Dave Richards' Weekly Column in The Woonsocket Call





Dave Richards for May 14th…………

--My mom and I had a very special telephone conversation last Sunday. It was special because we talked about things we never had talked about before. Family members, incidents that either happened or didn’t happen years ago, nothing you’d be interested in, just family stuff. I bring it up here because during the conversation it occurred to both of us that usually we talk about immediate and important things, but this time we just chatted like never before for an hour about ‘nothings’. And it was wonderful.

In that conversation I learned the real names of some of my ancient relatives, one of the lies my now late sister told mom about me (she said my grandmother taught me how to smoke when I was a kid but that never happened and I never smoked) and mom learned about the time I took my first drink. She also learned about the night I could have but didn’t.

It is remarkable as we get along in life the things which are important to us. The years and major experiences reorder our priorities as we go. I can recall a time some 40 years ago when a conversation like the one I shared with my mother just wouldn’t have happened. It wasn’t important enough for either of us to spend our time on “chatting”, then. There was always some immediately important thing to discuss.

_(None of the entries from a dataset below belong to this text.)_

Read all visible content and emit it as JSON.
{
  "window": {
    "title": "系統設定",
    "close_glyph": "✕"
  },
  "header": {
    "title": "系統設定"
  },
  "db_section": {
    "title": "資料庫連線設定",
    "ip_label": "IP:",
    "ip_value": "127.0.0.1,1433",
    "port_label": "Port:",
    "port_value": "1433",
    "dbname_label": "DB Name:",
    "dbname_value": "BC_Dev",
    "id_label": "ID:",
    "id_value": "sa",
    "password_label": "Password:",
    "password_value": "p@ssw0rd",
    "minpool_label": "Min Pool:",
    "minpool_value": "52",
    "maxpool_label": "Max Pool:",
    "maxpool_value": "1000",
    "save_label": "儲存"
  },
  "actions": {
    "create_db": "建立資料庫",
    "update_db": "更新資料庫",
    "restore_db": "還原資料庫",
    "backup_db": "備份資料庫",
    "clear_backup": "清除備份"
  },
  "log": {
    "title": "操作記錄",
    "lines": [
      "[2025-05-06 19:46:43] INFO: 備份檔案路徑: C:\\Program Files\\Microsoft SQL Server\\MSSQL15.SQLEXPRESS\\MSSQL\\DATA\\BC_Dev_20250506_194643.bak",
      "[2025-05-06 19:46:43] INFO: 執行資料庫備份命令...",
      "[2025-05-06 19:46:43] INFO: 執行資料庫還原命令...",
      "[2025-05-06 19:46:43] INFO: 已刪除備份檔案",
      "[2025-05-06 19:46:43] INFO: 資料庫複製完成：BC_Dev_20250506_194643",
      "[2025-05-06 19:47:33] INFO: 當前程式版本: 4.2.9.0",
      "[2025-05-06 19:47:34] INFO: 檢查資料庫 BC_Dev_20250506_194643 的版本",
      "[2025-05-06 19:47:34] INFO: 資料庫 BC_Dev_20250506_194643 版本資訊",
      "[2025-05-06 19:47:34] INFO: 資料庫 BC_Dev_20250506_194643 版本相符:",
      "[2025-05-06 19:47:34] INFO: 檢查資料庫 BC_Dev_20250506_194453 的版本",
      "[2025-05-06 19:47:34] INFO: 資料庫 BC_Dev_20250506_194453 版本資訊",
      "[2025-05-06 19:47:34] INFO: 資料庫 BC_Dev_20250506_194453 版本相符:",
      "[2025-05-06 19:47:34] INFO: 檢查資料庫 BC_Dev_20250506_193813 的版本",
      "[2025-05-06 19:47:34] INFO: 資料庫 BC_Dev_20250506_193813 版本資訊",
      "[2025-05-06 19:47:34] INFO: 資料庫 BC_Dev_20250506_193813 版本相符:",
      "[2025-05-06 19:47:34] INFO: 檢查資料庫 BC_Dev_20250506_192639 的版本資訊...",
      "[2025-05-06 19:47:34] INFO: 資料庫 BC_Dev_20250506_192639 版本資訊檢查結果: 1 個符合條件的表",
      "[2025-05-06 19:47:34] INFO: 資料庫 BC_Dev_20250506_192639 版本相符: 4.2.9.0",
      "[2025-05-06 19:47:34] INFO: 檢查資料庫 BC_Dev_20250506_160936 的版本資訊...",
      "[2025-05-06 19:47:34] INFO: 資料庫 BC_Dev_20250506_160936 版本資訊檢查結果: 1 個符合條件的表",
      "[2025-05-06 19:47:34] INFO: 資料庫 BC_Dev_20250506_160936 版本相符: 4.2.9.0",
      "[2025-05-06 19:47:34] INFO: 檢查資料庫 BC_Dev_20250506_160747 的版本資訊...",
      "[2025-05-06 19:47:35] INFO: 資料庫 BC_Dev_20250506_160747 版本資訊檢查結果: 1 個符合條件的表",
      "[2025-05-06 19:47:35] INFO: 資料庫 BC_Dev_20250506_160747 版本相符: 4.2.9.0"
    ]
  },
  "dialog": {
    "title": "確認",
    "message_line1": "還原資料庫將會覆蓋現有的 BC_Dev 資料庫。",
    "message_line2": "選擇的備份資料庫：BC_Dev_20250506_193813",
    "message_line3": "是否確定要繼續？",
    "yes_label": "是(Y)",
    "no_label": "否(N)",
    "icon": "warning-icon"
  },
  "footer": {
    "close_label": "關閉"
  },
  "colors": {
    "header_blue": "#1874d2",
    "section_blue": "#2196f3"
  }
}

It is really nice, sometimes, how priorities do tend to get re-ordered over time. I remember how I found ‘visiting the relatives’ to be an interruption in my day. Boring. Just sitting around and talking. I think I’d like to do that now.

Last Saturday I had the chance to speak with a friend of mine who has been battling lung cancer since last Thanksgiving and, thank God, has been winning over it. You talk about events that will change your priorities, a diagnosis of stage four cancer will do it for you. It was so good just to see her and say hello and share a hug!

None of these things would have meant the same to us years ago as they do today. And their relative importance will likely be different for us in the future, too. This single observation makes me wonder about a young person who decides to run for political office, so full of energy and ideas. Then they are elected and their priorities change. They help a few constituents, they help to get a law passed, they make a difference. They also make a few mistakes. The mistakes get fewer the longer they are in office because they learn the consequences of their mistakes. They learn it is much easier to critique someone else’s decisions than it is to make the perfect decision in the first place. When we are young we often reject the lessons of our elders. When we get older we are wise enough to know the value of experience and the value of youthful energy and how to balance them. We play a song on the radio, a spoken word piece by Orson Welles in which he says, “I remember what it was like to be young; but you can’t remember what it is like to be old.” The song sort of responds to the claims of youth that their elders are “in the way” of progress. Of course, both of these ideas are from their own perspective and I think the truth is where it usually is. Somewhere in the middle. The young are pushing on the accelerator and the older people are riding the brake. So long as neither side totally prevails things are in balance and the world moves forward at a deliberate pace.

Those of us who’ve been around for a while are wise enough to respect the recklessness of youth with the quiet knowledge that at our age we are no longer built to withstand the rigors of raising families or risking our health and wealth on an idea. And we know that for the world to progress, somebody has to raise the babies and go wildly off, risking all on a concept. And our job as elders is to watch them and pray for them and counsel them if they will accept it. And to enable them to blaze the trail. Yes, the truly important things in this world are still where they ought to be, I think. I heard a young friend recently say to his wife, “what do you want to bring kids into a world like this for?” I informed him that the same was said when I was born during the McCarthy hearings, the Cold War days of ‘duck and cover’, and racial segregation. “I survived and adapted and prospered, and so will your kids”, I said.

No doubt the world is unfolding as it should.